In pgdata/pg14/log/ I see the following:

2023-04-26 15:30:36.298 UTC [527] FATAL:  the database system is starting up
2023-04-26 15:30:38.309 UTC [536] FATAL:  the database system is starting up
2023-04-26 15:30:40.320 UTC [539] FATAL:  the database system is starting up
2023-04-26 15:30:42.331 UTC [544] FATAL:  the database system is starting up
2023-04-26 15:30:43.204 UTC [547] FATAL:  the database system is starting up
2023-04-26 15:30:43.207 UTC [548] FATAL:  the database system is starting up

The following is written in the operator log regarding this postgres cluster:

time="2023-04-26T14:29:42Z" level=debug msg="skipping SSH reconciliation, no repo hosts configured" controller=postgrescluster controllerGroup=postgres-operator.crunchydata.com controllerKind=PostgresCluster name=joy namespace=joy postgresCluster=joy/joy reconcileID=d560333f-476f-4781-a370-6791eb301393 reconcileResource=repoConfig version=5.3.0-0
time="2023-04-26T14:31:43Z" level=error msg="unable to create stanza" controller=postgrescluster controllerGroup=postgres-operator.crunchydata.com controllerKind=PostgresCluster error="command terminated with exit code 101: ERROR: [101]: TLS error [1:336130315] wrong version number\n" file="internal/controller/postgrescluster/pgbackrest.go:2584" func="postgrescluster.(*Reconciler).reconcileStanzaCreate" name=joy namespace=joy postgresCluster=joy/joy reconcileID=d560333f-476f-4781-a370-6791eb301393 reconciler=pgBackRest version=5.3.0-0
time="2023-04-26T14:31:43Z" level=debug msg=Warning message="command terminated with exit code 101: ERROR: [101]: TLS error [1:336130315] wrong version number\n" object="{PostgresCluster joy joy 35f135f2-2cc8-4a83-af00-fed881edba40 postgres-operator.crunchydata.com/v1beta1 335482190 }" reason=UnableToCreateStanzas version=5.3.0-0

Please advise

joyartoun commented 1 year ago

Hi, saw another issue which pointed to that the problem is related to the minio not having SSL enabled and indeed that was the issue. Is it possible to configure pgbackrest to run without SSL connection to the s3 instance?

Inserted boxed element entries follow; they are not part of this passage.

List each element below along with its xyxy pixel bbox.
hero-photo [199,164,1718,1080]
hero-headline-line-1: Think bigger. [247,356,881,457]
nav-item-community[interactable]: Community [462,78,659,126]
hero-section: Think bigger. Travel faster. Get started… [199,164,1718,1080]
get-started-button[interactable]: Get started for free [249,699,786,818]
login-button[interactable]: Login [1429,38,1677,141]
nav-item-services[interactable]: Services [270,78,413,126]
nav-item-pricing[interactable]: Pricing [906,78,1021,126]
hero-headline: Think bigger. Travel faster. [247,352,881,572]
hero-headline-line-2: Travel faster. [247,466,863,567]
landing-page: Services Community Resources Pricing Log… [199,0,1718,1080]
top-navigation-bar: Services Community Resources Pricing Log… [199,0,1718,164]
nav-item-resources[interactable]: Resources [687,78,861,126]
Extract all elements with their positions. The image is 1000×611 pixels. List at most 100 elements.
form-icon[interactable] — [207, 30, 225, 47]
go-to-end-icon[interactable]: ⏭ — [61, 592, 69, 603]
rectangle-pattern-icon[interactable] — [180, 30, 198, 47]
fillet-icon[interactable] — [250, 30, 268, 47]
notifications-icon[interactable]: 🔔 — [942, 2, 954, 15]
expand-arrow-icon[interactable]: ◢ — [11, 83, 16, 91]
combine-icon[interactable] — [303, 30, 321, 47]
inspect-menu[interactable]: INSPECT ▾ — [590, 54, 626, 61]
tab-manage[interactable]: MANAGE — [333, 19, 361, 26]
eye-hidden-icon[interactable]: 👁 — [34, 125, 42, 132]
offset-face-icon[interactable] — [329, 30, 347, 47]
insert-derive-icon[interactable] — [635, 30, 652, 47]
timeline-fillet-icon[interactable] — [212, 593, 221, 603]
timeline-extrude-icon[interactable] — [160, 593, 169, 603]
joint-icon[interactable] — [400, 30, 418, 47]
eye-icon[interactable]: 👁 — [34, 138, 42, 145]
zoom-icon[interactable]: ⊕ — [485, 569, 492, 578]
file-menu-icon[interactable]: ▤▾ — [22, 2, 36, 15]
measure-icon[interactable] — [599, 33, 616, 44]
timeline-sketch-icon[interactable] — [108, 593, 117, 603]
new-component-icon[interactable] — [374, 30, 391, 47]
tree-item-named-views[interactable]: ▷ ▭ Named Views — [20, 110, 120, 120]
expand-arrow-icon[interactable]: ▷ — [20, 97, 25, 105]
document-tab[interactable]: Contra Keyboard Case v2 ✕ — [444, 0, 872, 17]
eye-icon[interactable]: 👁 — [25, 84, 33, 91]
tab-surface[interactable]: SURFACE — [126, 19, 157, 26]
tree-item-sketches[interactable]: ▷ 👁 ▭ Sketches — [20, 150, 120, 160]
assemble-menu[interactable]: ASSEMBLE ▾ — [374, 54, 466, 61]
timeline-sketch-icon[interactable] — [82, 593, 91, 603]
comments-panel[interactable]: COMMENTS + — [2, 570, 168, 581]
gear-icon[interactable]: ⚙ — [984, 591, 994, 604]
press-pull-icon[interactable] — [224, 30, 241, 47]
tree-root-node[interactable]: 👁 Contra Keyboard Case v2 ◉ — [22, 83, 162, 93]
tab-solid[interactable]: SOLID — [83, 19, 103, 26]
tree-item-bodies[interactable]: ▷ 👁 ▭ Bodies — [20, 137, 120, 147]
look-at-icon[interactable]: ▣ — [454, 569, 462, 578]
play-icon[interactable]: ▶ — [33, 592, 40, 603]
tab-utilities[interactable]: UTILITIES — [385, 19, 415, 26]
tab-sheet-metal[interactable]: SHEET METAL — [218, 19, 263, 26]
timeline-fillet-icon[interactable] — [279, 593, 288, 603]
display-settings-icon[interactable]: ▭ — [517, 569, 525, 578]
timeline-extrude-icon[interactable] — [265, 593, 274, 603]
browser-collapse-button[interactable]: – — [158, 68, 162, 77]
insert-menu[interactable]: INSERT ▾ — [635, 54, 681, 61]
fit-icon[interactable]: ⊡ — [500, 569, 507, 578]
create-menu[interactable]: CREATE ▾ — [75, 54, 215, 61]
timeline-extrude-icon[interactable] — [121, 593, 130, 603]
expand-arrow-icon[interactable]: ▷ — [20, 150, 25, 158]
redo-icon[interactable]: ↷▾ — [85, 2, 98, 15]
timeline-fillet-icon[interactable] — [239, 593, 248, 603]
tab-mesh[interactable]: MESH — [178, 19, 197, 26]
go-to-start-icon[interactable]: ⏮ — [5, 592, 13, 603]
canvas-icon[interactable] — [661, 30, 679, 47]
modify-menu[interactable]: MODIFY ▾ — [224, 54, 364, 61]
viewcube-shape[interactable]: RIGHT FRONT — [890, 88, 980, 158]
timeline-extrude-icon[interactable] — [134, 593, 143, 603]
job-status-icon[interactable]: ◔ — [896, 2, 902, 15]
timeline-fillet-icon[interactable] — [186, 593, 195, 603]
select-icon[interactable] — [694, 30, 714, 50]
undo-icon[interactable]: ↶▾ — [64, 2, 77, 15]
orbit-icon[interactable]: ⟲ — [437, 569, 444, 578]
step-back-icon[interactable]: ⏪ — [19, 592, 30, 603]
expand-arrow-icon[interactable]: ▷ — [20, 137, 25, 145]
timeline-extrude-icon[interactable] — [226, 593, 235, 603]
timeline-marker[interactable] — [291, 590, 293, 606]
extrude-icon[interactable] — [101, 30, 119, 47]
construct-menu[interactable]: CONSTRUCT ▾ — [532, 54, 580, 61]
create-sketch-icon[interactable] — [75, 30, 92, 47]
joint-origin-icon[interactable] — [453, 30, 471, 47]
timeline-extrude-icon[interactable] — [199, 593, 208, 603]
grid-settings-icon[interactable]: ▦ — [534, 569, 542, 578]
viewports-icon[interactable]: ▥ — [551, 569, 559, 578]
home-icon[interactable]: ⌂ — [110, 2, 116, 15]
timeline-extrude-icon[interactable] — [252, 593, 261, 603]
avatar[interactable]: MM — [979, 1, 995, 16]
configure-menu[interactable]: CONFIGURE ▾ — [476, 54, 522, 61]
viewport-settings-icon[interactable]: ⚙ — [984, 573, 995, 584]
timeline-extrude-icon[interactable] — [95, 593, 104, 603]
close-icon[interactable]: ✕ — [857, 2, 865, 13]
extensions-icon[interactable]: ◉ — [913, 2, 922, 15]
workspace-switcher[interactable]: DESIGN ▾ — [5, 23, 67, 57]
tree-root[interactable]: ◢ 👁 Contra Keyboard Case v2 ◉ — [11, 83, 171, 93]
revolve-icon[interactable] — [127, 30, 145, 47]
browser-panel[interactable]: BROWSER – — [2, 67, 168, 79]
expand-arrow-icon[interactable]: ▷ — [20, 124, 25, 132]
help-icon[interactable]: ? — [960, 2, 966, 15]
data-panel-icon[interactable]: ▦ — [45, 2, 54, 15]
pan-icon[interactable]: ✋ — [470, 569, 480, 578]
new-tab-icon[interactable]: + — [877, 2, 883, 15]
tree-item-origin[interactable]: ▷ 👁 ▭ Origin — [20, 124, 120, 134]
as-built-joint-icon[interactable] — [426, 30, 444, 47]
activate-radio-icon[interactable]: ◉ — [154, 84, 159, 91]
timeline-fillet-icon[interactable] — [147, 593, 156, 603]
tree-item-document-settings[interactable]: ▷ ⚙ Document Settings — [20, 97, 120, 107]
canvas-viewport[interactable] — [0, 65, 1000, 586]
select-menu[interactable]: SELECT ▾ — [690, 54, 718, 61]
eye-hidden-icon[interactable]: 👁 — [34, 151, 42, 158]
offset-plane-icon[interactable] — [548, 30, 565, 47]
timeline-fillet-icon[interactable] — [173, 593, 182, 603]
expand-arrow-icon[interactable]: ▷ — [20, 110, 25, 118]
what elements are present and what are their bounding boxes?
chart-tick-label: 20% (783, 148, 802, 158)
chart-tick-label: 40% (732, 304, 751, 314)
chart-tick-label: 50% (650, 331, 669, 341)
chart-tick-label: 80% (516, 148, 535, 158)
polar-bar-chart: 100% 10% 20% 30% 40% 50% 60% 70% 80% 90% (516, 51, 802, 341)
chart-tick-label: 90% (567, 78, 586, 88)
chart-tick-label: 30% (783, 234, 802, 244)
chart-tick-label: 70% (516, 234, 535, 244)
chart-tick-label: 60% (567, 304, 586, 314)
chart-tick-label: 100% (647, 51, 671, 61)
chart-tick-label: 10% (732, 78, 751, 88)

tony-landreth commented 1 year ago

Hi @joyartoun! I don't think it's possible to run pgbackrest without TLS (see here). If you don't mind me asking, what's preventing the minio instance from having TLS enabled?

tjmoore4 commented 8 months ago

Since we haven't heard back on this issue for some time, I am closing this issue. If you need further assistance, feel free to re-open this issue or ask a question in our Discord server.